L'Illusionniste

Titre original : The Illusionist
Réalisation : Sylvain Chomet
Scénario : Sylvain Chomet
Acteurs principaux :
Jean-Claude Donda
Edith Rankin
Pays : France, Grande-Bretagne
Genre : Animation
Durée : 77 minutes
Année : 2010

 

Critique analytique:


L’Illusionniste de Sylvain Chomet est avant tout un film fait en hommage au réalisateur Jacques Tati. En effet, le scénario est de Tati lui-même. Et c’est bien Tati qui tient le rôle principal dans cette fiction. Son rôle d’illusionniste permet de nous rappeler que Tati a été pantomime avant de devenir le réalisateur que l’on connaît.

L’Illusionniste traite ouvertement d’un sujet fort émouvant : la mort du music-hall.

Le réalisateur ne se contente pas de montrer des artistes tristes de voir leur art s’éteindre. Il s’intéresse aux évènements qui ont précipité la chute du music-hall. Ainsi, dès le début du film, l’on voit le public changer. En effet, le rock’n’roll vient de débarquer au Royaume-Uni et cette nouvelle musique attire le jeune public. Seuls les grands-parents et leurs petits enfants restent fidèles au music-hall.

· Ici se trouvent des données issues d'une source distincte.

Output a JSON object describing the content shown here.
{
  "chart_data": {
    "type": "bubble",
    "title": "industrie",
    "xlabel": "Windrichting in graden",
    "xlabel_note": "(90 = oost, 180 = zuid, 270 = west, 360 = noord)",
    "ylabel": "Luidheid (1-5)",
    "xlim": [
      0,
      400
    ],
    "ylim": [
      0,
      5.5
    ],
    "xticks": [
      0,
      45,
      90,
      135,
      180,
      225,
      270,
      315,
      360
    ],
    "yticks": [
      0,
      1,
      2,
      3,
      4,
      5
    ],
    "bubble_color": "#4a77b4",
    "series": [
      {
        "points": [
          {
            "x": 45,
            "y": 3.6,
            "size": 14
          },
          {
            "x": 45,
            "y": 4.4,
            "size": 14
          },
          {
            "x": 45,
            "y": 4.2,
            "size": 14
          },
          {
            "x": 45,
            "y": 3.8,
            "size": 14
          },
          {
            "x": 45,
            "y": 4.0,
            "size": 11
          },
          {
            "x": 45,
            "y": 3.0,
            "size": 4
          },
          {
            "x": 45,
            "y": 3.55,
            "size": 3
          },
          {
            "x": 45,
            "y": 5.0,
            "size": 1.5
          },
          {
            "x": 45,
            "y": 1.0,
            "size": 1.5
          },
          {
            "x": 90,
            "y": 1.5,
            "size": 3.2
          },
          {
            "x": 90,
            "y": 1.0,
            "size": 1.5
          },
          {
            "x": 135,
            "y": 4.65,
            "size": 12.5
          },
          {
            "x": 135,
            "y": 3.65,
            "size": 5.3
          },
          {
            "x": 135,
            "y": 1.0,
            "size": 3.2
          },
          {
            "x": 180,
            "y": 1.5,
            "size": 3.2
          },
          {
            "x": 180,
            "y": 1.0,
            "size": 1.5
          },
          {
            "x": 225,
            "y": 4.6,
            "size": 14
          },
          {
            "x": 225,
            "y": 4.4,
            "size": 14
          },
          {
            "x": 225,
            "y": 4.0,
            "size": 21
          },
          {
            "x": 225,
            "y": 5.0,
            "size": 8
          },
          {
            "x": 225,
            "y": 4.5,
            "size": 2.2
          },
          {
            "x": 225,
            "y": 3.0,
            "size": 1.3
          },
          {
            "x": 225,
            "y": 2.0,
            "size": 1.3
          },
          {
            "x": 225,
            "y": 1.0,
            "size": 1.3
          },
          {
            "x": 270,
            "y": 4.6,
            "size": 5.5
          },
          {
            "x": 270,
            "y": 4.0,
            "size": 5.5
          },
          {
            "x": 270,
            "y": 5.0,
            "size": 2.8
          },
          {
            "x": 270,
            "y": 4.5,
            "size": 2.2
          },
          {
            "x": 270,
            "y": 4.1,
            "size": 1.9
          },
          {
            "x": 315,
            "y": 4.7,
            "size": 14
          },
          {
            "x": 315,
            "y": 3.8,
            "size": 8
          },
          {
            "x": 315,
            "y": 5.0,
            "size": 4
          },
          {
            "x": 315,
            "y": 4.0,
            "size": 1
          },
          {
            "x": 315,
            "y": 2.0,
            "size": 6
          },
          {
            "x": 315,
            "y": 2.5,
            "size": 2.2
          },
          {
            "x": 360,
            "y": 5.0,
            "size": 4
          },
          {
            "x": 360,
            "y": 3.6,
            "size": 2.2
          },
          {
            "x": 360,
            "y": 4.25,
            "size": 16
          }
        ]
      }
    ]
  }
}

Ces changements à la fois de goût et de public permettent de mettre en avant la solitude de l’artiste face à ses doutes. La solitude est également l’un des thèmes et l’un des sentiments les plus présents du film.

L’art n’est pas la seule chose à changer et à évoluer. Avec lui, c’est toute une société qui se modernise. Sylvain Chomet se sert des saisons et des évolutions techniques pour nous montrer que le temps passe et apporte son lot d’évolution et de modernité. Ainsi, l’on voit le rock’n’roll débarquer en Angleterre. Le petit pub en Écosse se met à l’électricité et accueille même un jukebox. L’art au final, n’est qu’une chose qui change parmi d’autres. Parmi toutes les évolutions, la plus marquante est sans aucun doute l’apparition de la télévision. Et pourtant, c’est avec beaucoup d’émotion que le réalisateur nous dépeint cette modernisation de la société. Notons tout de même une sympathique rencontre entre Jacques Tati en monsieur Hulot dans Mon oncle et l’illusionniste par le biais d’un écran de cinéma.

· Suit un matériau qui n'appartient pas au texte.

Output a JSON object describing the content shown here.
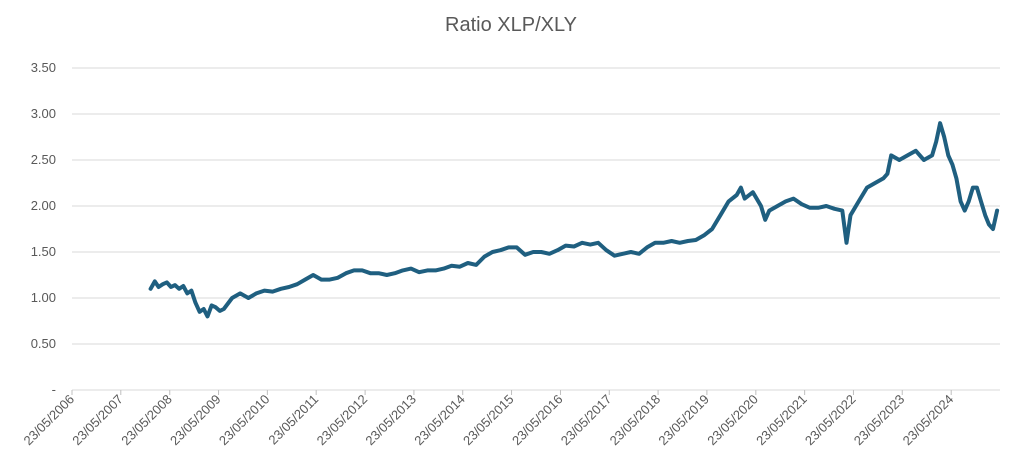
{
  "chart_data": {
    "type": "line",
    "title": "Ratio XLP/XLY",
    "xlabel": "",
    "ylabel": "",
    "ylim": [
      0,
      3.5
    ],
    "y_ticks": [
      {
        "value": 0,
        "label": "-"
      },
      {
        "value": 0.5,
        "label": "0.50"
      },
      {
        "value": 1.0,
        "label": "1.00"
      },
      {
        "value": 1.5,
        "label": "1.50"
      },
      {
        "value": 2.0,
        "label": "2.00"
      },
      {
        "value": 2.5,
        "label": "2.50"
      },
      {
        "value": 3.0,
        "label": "3.00"
      },
      {
        "value": 3.5,
        "label": "3.50"
      }
    ],
    "x_ticks": [
      "23/05/2006",
      "23/05/2007",
      "23/05/2008",
      "23/05/2009",
      "23/05/2010",
      "23/05/2011",
      "23/05/2012",
      "23/05/2013",
      "23/05/2014",
      "23/05/2015",
      "23/05/2016",
      "23/05/2017",
      "23/05/2018",
      "23/05/2019",
      "23/05/2020",
      "23/05/2021",
      "23/05/2022",
      "23/05/2023",
      "23/05/2024"
    ],
    "xlim": [
      "23/05/2006",
      "23/05/2025"
    ],
    "grid": true,
    "legend": "none",
    "line_color": "#1f5f80",
    "series": [
      {
        "points": [
          [
            "01/01/2008",
            1.1
          ],
          [
            "01/02/2008",
            1.18
          ],
          [
            "01/03/2008",
            1.12
          ],
          [
            "01/04/2008",
            1.15
          ],
          [
            "01/05/2008",
            1.17
          ],
          [
            "01/06/2008",
            1.12
          ],
          [
            "01/07/2008",
            1.14
          ],
          [
            "01/08/2008",
            1.1
          ],
          [
            "01/09/2008",
            1.13
          ],
          [
            "01/10/2008",
            1.05
          ],
          [
            "01/11/2008",
            1.08
          ],
          [
            "01/12/2008",
            0.95
          ],
          [
            "01/01/2009",
            0.85
          ],
          [
            "01/02/2009",
            0.88
          ],
          [
            "01/03/2009",
            0.8
          ],
          [
            "01/04/2009",
            0.92
          ],
          [
            "01/05/2009",
            0.9
          ],
          [
            "01/06/2009",
            0.86
          ],
          [
            "01/07/2009",
            0.88
          ],
          [
            "01/09/2009",
            1.0
          ],
          [
            "01/11/2009",
            1.05
          ],
          [
            "01/01/2010",
            1.0
          ],
          [
            "01/03/2010",
            1.05
          ],
          [
            "01/05/2010",
            1.08
          ],
          [
            "01/07/2010",
            1.07
          ],
          [
            "01/09/2010",
            1.1
          ],
          [
            "01/11/2010",
            1.12
          ],
          [
            "01/01/2011",
            1.15
          ],
          [
            "01/03/2011",
            1.2
          ],
          [
            "01/05/2011",
            1.25
          ],
          [
            "01/07/2011",
            1.2
          ],
          [
            "01/09/2011",
            1.2
          ],
          [
            "01/11/2011",
            1.22
          ],
          [
            "01/01/2012",
            1.27
          ],
          [
            "01/03/2012",
            1.3
          ],
          [
            "01/05/2012",
            1.3
          ],
          [
            "01/07/2012",
            1.27
          ],
          [
            "01/09/2012",
            1.27
          ],
          [
            "01/11/2012",
            1.25
          ],
          [
            "01/01/2013",
            1.27
          ],
          [
            "01/03/2013",
            1.3
          ],
          [
            "01/05/2013",
            1.32
          ],
          [
            "01/07/2013",
            1.28
          ],
          [
            "01/09/2013",
            1.3
          ],
          [
            "01/11/2013",
            1.3
          ],
          [
            "01/01/2014",
            1.32
          ],
          [
            "01/03/2014",
            1.35
          ],
          [
            "01/05/2014",
            1.34
          ],
          [
            "01/07/2014",
            1.38
          ],
          [
            "01/09/2014",
            1.36
          ],
          [
            "01/11/2014",
            1.45
          ],
          [
            "01/01/2015",
            1.5
          ],
          [
            "01/03/2015",
            1.52
          ],
          [
            "01/05/2015",
            1.55
          ],
          [
            "01/07/2015",
            1.55
          ],
          [
            "01/09/2015",
            1.47
          ],
          [
            "01/11/2015",
            1.5
          ],
          [
            "01/01/2016",
            1.5
          ],
          [
            "01/03/2016",
            1.48
          ],
          [
            "01/05/2016",
            1.52
          ],
          [
            "01/07/2016",
            1.57
          ],
          [
            "01/09/2016",
            1.56
          ],
          [
            "01/11/2016",
            1.6
          ],
          [
            "01/01/2017",
            1.58
          ],
          [
            "01/03/2017",
            1.6
          ],
          [
            "01/05/2017",
            1.52
          ],
          [
            "01/07/2017",
            1.46
          ],
          [
            "01/09/2017",
            1.48
          ],
          [
            "01/11/2017",
            1.5
          ],
          [
            "01/01/2018",
            1.48
          ],
          [
            "01/03/2018",
            1.55
          ],
          [
            "01/05/2018",
            1.6
          ],
          [
            "01/07/2018",
            1.6
          ],
          [
            "01/09/2018",
            1.62
          ],
          [
            "01/11/2018",
            1.6
          ],
          [
            "01/01/2019",
            1.62
          ],
          [
            "01/03/2019",
            1.63
          ],
          [
            "01/05/2019",
            1.68
          ],
          [
            "01/07/2019",
            1.75
          ],
          [
            "01/09/2019",
            1.9
          ],
          [
            "01/11/2019",
            2.05
          ],
          [
            "01/01/2020",
            2.12
          ],
          [
            "01/02/2020",
            2.2
          ],
          [
            "01/03/2020",
            2.08
          ],
          [
            "01/05/2020",
            2.15
          ],
          [
            "01/07/2020",
            2.0
          ],
          [
            "01/08/2020",
            1.85
          ],
          [
            "01/09/2020",
            1.95
          ],
          [
            "01/11/2020",
            2.0
          ],
          [
            "01/01/2021",
            2.05
          ],
          [
            "01/03/2021",
            2.08
          ],
          [
            "01/05/2021",
            2.02
          ],
          [
            "01/07/2021",
            1.98
          ],
          [
            "01/09/2021",
            1.98
          ],
          [
            "01/11/2021",
            2.0
          ],
          [
            "01/01/2022",
            1.97
          ],
          [
            "01/03/2022",
            1.95
          ],
          [
            "01/04/2022",
            1.6
          ],
          [
            "01/05/2022",
            1.9
          ],
          [
            "01/07/2022",
            2.05
          ],
          [
            "01/09/2022",
            2.2
          ],
          [
            "01/11/2022",
            2.25
          ],
          [
            "01/01/2023",
            2.3
          ],
          [
            "01/02/2023",
            2.35
          ],
          [
            "01/03/2023",
            2.55
          ],
          [
            "01/05/2023",
            2.5
          ],
          [
            "01/07/2023",
            2.55
          ],
          [
            "01/09/2023",
            2.6
          ],
          [
            "01/11/2023",
            2.5
          ],
          [
            "01/01/2024",
            2.55
          ],
          [
            "01/02/2024",
            2.7
          ],
          [
            "01/03/2024",
            2.9
          ],
          [
            "01/04/2024",
            2.75
          ],
          [
            "01/05/2024",
            2.55
          ],
          [
            "01/06/2024",
            2.45
          ],
          [
            "01/07/2024",
            2.3
          ],
          [
            "01/08/2024",
            2.05
          ],
          [
            "01/09/2024",
            1.95
          ],
          [
            "01/10/2024",
            2.05
          ],
          [
            "01/11/2024",
            2.2
          ],
          [
            "01/12/2024",
            2.2
          ],
          [
            "01/01/2025",
            2.05
          ],
          [
            "01/02/2025",
            1.9
          ],
          [
            "01/03/2025",
            1.8
          ],
          [
            "01/04/2025",
            1.75
          ],
          [
            "01/05/2025",
            1.95
          ]
        ]
      }
    ]
  }
}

Ainsi, le héros se rend d’abord en Angleterre pour se produire, puis se voit forcé de déposer ses valises en Écosse après un échec à Londres. C’est là qu’il rencontre Alice, une jeune fille d’une quinzaine d’années qui croit à la magie. Pourquoi cette jeune fille semble-t-elle être la seule personne à croire à l’œuvre de l’illusionniste ? L’on peut penser qu’Alice qui vient d’un tout petit village au fin fond de l’Écosse n’a pas encore été touchée par la modernisation en cours de la société. Et pourtant, le personnage d’Alice va considérablement évoluer. La jeune fille qui croyait que les cadeaux qu’elle recevait de l’illusionniste sortaient de ses manches va éprouver l’envie de vivre la belle vie à Edimbourg, la grande ville. Enfin, Alice permet à ce solitaire illusionniste de le sortir de sa solitude et de sa mélancolie. La relation entre le héros et Alice est donc réciproque. Chacun apporte quelque chose. C’est un peu comme dans le monde du spectacle finalement. L’artiste fait rêver avec ses numéros et le public rêve et permet à l’artiste de vivre.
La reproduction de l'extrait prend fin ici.